Her day fills up with a lot that gets in the way of completing her goal: she auditions on the FOX lot for the wrong role (a 22 year old black man named Nibbles), and gets what seems to be reiki from Lala (Larissa).
In The Past, she fires Bruce (!!!) and Karen Grisham (the world class agent) takes on both agent and managerial duties. We also see a progression in her relationship with Graham, the perfect man from a few episodes ago, the man who’s children she looked after, the man to whom she proposed, just as the relationship was about to terminate. Here, wearing a kind of mobile swimming suit, so you can swim all the time (!), he’s hit by a car. He’s saved by the suit. Thank God Bamford ordered three.
In The Duluth, Maria goes through a particularly difficult time. She visits Checklist supermarket for some health products and finds her old high school bully, Keirsten Ridehome (?) working as a floater.
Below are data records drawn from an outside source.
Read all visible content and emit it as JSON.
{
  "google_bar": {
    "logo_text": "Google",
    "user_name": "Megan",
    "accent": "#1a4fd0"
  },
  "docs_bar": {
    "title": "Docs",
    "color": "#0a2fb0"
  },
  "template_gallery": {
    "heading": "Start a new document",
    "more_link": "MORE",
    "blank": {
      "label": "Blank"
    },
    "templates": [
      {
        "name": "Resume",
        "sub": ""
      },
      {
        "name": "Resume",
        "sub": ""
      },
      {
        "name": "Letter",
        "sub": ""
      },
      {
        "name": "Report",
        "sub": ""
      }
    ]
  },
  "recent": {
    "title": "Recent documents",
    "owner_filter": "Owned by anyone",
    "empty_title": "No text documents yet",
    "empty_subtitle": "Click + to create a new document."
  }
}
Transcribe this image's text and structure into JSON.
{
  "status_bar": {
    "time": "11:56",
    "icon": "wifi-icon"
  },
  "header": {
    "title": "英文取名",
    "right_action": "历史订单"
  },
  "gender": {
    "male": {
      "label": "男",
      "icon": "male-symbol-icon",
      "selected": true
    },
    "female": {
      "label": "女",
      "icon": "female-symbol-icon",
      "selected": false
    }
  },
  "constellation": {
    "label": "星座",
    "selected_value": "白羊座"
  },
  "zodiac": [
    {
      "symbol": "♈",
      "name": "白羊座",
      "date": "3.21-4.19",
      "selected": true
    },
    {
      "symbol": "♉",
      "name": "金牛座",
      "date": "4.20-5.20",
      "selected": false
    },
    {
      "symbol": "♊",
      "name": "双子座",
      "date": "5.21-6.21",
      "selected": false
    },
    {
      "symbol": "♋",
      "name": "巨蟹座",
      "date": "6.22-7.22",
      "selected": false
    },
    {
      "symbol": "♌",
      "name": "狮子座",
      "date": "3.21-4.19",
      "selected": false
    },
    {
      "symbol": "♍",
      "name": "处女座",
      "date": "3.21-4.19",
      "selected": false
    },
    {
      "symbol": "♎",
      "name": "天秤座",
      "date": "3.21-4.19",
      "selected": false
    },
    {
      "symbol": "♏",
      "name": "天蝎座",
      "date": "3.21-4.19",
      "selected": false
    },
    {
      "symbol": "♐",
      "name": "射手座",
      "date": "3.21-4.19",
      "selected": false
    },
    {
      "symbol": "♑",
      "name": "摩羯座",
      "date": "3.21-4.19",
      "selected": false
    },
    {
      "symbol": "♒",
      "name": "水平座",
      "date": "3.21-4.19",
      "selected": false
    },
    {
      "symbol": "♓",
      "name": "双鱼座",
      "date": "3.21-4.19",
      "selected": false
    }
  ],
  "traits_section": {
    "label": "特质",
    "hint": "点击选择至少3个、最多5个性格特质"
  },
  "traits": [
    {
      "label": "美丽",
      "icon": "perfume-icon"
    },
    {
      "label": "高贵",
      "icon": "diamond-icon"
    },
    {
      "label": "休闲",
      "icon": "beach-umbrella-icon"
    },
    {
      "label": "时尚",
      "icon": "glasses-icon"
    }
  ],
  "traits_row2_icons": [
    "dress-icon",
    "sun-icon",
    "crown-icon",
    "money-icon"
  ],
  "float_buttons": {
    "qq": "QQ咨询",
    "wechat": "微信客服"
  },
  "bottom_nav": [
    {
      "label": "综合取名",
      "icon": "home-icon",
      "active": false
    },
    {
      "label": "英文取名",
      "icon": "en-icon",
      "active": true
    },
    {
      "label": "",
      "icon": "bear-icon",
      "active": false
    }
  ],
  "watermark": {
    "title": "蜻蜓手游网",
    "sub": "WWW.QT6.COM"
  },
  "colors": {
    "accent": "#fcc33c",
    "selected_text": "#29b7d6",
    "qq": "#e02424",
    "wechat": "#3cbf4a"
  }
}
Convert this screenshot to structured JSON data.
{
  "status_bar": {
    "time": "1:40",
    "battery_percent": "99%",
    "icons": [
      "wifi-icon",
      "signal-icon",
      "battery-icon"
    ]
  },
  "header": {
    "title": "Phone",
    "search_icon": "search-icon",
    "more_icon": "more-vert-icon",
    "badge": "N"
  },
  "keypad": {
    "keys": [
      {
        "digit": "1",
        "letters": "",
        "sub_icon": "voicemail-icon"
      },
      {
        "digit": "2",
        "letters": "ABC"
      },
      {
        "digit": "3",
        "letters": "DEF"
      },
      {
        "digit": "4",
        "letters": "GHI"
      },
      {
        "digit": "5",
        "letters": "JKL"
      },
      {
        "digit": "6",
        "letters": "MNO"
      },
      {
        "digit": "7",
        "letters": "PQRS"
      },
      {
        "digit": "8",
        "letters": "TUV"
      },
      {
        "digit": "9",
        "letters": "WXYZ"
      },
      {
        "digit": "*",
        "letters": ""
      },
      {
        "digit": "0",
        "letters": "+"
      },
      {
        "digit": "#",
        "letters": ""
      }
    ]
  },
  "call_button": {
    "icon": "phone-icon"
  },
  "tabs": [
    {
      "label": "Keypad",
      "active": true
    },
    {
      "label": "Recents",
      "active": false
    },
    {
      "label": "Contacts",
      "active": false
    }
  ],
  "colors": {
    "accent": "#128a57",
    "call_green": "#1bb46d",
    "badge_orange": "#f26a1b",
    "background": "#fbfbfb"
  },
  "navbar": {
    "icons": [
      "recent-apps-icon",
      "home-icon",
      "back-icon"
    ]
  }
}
They fall into their old roles.
In the present, on her way out of the incorrect FOX audition, she accidentally throws her coffee at the lot security guard. The way he yells, “the fuck!?” may be the reason this grade is a B instead of a B-. Back at Bruce’s office, he gets a call. Despite giving a thumbs up to Bamford as he’s clearly receiving good news, and showing his Star of David chain, it’s actually bad news, and those are nervous ticks, or signs that he’s lying. She is not allowed back on the FOX lot, or as she calls it, “The Seth MacFarlane Building,” and fairly so.
She resolves to find a guy for Vaginismus, and so she goes to a bar called “The Tight Spot.” There, with her friend Dagmar (who I like much more than Lala), she looks for a man. Who happens to enter the bar but the security guard! They get on. It’s looking like she’ll be successful this Vaginismus, but when he finds out that’s the only reason she’s interested in him, he himself loses interest. It’s a compelling scene because the genders are switched. “I’m feeling uncomfortable.” The security guard says. “You should feel flattered! I could’ve gone home with someone else but I chose you!” Doesn’t this sound like many, many scenes in past films or episodes of television where a guy, desperately, as “last call” rings out in the background, pleads with a girl to go home with him?
Between his reaction to the thrown coffee, and Bamford’s come-on, the security guard was the saving grace of this episode. I found it to be particularly weak, both in its (relative) lack of humour, and lack of relation to Bamford’s progression back into or further away from her disease.
This show doesn’t need to centre on that, but it switches wildly between what seems to be most important in her life. Maybe that’s on purpose, but at this point I don’t see why it would be.
Note: “Weak” for Lady Dynamite still means a B, so that says something.
Some Bits I Liked:
- Chantrelle’s stare-off and consequent scoot back to her desk.
- “Oh my god! I left it on the table! …What am I gonna do with all those fucking mugs?” (Later) “What in the shittttttt, Carolllll.”
- I think world class agent Karen Grisham’s “My son shot up his school” bit was the first time the show’s gone too far.
- “Wrong! It’s jogging! And bell peppers!”
- “In college, I was real husky. They used to call me, uh, fat dick!”
- “By being a black man, I finally learned to be a better white woman.”